Explosive angry and constant irritability are both warning signs of an emotionally unhealthy person. Mood swing is a form of emotional instability often caused by mental or behavioural disorders that trigger abusive tendencies in a person. Most abusers experience frequent mood changes, that’s why they have multiple personalities. Abusers are prone to explosions of rage when least expected, some days they will react differently to the same situation, it all depends on their mood at the time. Someone with such frequent mood changes and explosive character traits is unpredictable and so very hard to trust.

If you walk on eggshells around your partner, or constantly watch your words or actions around the person to avoid mood triggers, then you are in an unhealthy relationship.

Shifting Blame:

Abusive people don’t accept responsibility for their actions. They rather blame others for their feelings and actions they commit. They shift the blame of the consequences of their action to others. “You made me angry, that’s why I beat you.” Some will say “You refuse to take my instruction, that’s why I’m mad at you.” It becomes the fault of the person they have abused. They make the person feel guilty and responsible for their words or actions.

If your partner refuses to accept responsibility for the mistakes they make in their lives and constantly blames others for his or her problems, the person has an abusive trait.

Abusers typically blame others, especially their partners, for almost anything that goes wrong in their lives. Someone is always doing them wrong or out to get them, his/her wicked uncle, his/her village people, not the bad choices or mistakes they made. They will never accept it was their fault and will always insist they were right.

Unhealthy Perfectionism:

People with unrealistic expectations from others who want things to be done in a certain way or their partners to conform to their particular standards, such people are toxic and you will never please them. They are always unreasonably angry over minor difficulties or challenges in their life and are not open to changes.

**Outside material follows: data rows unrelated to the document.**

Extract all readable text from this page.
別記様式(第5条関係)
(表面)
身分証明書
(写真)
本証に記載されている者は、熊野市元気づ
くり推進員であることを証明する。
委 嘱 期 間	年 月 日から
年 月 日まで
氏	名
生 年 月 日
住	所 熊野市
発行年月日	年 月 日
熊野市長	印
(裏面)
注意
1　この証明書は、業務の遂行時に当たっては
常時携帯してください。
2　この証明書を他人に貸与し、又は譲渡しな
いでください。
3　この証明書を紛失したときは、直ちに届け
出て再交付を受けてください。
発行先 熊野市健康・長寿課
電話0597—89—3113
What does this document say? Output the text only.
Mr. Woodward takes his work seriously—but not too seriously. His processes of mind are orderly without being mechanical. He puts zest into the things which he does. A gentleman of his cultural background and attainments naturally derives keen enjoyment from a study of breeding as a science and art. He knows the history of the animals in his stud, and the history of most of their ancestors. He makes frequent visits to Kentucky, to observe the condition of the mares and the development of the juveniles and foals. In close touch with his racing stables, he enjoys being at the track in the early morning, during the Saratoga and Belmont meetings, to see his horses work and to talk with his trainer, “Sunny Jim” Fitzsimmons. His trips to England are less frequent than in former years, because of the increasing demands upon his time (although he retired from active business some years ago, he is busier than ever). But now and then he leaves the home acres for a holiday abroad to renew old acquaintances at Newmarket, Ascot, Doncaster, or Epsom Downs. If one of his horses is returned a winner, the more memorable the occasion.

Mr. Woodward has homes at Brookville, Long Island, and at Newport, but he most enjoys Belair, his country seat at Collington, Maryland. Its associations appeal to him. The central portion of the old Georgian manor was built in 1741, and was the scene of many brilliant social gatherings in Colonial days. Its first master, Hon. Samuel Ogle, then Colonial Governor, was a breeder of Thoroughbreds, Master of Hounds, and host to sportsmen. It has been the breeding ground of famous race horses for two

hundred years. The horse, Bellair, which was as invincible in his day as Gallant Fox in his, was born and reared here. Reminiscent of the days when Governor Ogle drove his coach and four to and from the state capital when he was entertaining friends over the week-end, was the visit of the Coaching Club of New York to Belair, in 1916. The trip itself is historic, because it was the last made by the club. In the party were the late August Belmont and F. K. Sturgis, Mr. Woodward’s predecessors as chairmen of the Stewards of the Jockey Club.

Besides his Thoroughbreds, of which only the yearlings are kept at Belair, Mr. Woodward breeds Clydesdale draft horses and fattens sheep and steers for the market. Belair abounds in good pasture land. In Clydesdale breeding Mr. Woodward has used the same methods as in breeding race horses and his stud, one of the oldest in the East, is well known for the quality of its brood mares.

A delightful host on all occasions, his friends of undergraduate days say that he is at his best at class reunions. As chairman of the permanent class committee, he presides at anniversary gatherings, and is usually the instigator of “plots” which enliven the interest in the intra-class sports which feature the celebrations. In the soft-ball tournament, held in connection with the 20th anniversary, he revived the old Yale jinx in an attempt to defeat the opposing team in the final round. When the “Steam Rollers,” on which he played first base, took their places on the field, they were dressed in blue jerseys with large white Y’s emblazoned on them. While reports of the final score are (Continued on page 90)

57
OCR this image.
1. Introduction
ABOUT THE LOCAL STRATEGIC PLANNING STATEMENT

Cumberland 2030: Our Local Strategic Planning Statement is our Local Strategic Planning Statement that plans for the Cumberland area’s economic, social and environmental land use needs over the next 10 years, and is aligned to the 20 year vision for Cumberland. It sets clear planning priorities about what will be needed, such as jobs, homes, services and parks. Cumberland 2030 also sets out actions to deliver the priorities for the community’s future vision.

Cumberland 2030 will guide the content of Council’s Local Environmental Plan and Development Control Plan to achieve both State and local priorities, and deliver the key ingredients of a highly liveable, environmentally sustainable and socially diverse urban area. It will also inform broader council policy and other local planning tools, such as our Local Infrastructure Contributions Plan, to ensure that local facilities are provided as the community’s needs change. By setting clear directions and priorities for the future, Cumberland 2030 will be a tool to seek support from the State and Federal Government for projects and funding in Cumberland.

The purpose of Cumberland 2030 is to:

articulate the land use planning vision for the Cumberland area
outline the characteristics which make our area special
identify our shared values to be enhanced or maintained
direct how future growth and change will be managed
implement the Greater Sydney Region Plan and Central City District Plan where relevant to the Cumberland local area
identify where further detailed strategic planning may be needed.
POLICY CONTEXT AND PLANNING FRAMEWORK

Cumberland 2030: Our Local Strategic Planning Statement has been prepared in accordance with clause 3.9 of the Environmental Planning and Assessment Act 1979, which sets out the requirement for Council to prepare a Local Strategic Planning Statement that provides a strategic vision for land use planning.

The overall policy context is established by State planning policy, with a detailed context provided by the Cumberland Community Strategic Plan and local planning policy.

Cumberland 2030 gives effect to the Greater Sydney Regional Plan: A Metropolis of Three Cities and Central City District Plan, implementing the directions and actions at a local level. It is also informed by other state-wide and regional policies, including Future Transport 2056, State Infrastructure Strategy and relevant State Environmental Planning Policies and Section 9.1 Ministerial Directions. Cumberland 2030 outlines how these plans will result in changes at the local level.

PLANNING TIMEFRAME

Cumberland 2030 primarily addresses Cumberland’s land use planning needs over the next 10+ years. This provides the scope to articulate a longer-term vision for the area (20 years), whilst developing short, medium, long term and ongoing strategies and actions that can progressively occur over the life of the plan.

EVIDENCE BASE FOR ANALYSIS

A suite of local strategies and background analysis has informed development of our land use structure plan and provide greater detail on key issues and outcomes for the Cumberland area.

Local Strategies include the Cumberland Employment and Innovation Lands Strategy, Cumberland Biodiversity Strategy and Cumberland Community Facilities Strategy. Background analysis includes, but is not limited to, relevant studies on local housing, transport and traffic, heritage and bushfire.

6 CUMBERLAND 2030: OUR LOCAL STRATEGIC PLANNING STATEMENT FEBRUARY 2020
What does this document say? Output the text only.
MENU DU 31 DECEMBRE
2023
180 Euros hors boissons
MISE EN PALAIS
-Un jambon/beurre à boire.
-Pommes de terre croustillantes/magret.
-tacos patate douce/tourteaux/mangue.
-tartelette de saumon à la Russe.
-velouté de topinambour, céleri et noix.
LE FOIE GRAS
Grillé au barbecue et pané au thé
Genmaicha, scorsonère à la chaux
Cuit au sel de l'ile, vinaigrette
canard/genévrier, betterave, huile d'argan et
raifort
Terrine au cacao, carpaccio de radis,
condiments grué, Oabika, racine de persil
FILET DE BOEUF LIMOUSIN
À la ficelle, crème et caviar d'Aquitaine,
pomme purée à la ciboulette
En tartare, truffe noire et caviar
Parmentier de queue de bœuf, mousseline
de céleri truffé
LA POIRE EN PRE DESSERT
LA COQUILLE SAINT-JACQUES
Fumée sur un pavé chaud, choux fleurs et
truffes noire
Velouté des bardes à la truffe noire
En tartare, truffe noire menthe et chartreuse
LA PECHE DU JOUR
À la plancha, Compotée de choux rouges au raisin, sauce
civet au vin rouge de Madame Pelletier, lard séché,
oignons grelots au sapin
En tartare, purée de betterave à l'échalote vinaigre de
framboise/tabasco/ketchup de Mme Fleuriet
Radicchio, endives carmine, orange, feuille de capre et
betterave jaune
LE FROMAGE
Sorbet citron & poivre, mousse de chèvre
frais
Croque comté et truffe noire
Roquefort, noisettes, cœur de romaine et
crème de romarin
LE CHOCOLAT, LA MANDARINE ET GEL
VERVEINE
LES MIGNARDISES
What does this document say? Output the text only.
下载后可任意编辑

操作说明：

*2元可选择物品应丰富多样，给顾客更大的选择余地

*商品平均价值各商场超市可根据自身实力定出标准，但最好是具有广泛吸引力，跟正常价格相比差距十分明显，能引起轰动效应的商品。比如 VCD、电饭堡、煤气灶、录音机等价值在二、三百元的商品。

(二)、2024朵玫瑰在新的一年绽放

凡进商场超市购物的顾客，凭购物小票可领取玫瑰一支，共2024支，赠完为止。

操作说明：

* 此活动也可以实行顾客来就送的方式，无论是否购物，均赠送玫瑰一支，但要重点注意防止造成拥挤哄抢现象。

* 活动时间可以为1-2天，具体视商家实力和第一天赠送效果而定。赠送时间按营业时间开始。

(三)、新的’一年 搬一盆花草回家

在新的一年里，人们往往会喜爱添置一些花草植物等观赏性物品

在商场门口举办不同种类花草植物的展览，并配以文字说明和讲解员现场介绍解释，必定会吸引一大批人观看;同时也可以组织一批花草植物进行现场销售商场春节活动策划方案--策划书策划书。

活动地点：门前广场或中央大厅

They are not flexible and when their partners do not meet their unrealistic expectations, they may become explosive, resentful, angry and abusive. Though not everyone with perfectionist tendencies is an abuser, however when it becomes extreme, it becomes toxic.

A friend of mine on his Facebook wall posted this advice for ladies. I find it very succinct :
“Single girls read these statements very carefully and very well.

“Change your number after marriage.

“Quit your job after marriage to take care of the kids.

“Stop keeping friends, no visitors including family members after marriage.

“You see these three statements, once you hear any of them, or what loosely sounds like any of them from a man you are dating, no matter what stage the relationship is, even if you are getting married tomorrow, END IT!!!”

These are the biggest red flags you can ever get in a relationship in Nigeria today. And it will not end well. They are the typical example of what you expect from a textbook narcissist. Like I said before, it will end in tears.

I’m just revealing this secret to you. 80 per cent of single ladies that will read this will still go ahead to make the same mistake thinking, “he loves me,” while forgetting that the person telling you this also know how men reason more than you know.